Ruckelshaus’s articles have been published in a number of publications, and he presented his paper, “Identity, Automony, and the Essentiality of Disability: Reconsidering the Medical and Social Models,” to the North Carolina Undergraduate Research Conference in November 2014.
“I'm absolutely stunned to have been named a Rhodes Scholar,” Ruckelshaus said Saturday night. “I channel as much credit as possible to all those who've helped me get here, which is more than I could possibly name. Thank you to everyone! I embrace, excitedly and wholeheartedly and gratefully, the mission of the Rhodes Trust to fight the world's fight, to push forward with political theory and advocacy to a more inclusive democratic future."
Ruckelshaus plans to pursue a master’s of philosophy degree in political theory at Oxford.

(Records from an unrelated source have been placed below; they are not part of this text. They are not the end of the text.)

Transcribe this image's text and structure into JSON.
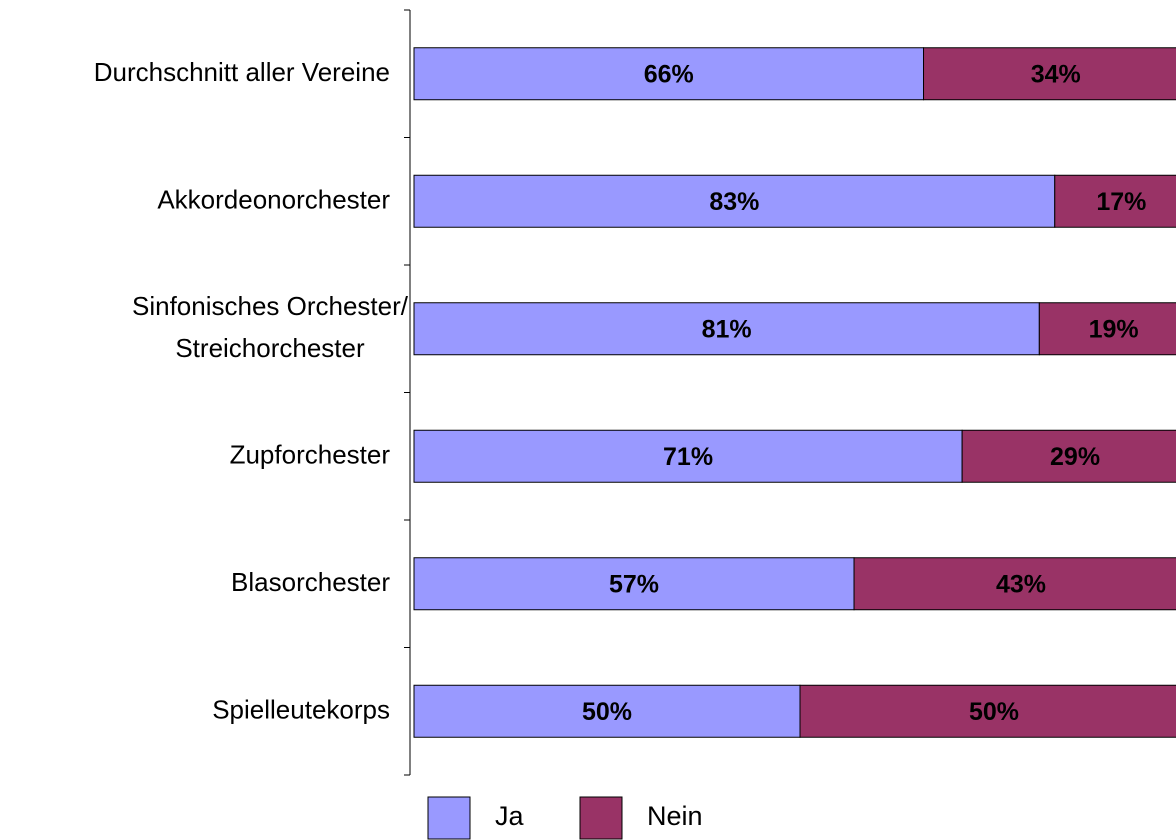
{
  "chart_data": {
    "type": "stacked_bar_horizontal",
    "categories": [
      "Durchschnitt aller Vereine",
      "Akkordeonorchester",
      "Sinfonisches Orchester/\nStreichorchester",
      "Zupforchester",
      "Blasorchester",
      "Spielleutekorps"
    ],
    "series": [
      {
        "name": "Ja",
        "color": "#9999ff",
        "values": [
          66,
          83,
          81,
          71,
          57,
          50
        ],
        "value_labels": [
          "66%",
          "83%",
          "81%",
          "71%",
          "57%",
          "50%"
        ]
      },
      {
        "name": "Nein",
        "color": "#993366",
        "values": [
          34,
          17,
          19,
          29,
          43,
          50
        ],
        "value_labels": [
          "34%",
          "17%",
          "19%",
          "29%",
          "43%",
          "50%"
        ]
      }
    ],
    "xlim": [
      0,
      100
    ],
    "legend": "bottom"
  }
}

"Jay and Laura are outstanding scholars, but more importantly, such wonderful people,” said Alexander Hartemink, the faculty director of the Office of Undergraduate Scholars and Fellows. “It has been a joy and privilege for me to get to know them and their stories through their preparation with the Office of Undergraduate Scholars and Fellows. I'm thrilled for them.”
Rhodes Scholarships were created in 1902 by the will of British philanthropist Cecil Rhodes. Recipients are selected on the basis of high academic achievement, personal integrity, leadership potential and a commitment to service, among other attributes.
The value of the Rhodes Scholarship varies depending on the academic field, and the degree (B.A., master's, doctoral) chosen. The Rhodes Trust pays all college and university fees, provides a stipend to cover necessary expenses while in residence in Oxford and during vacations, and transportation to and from England.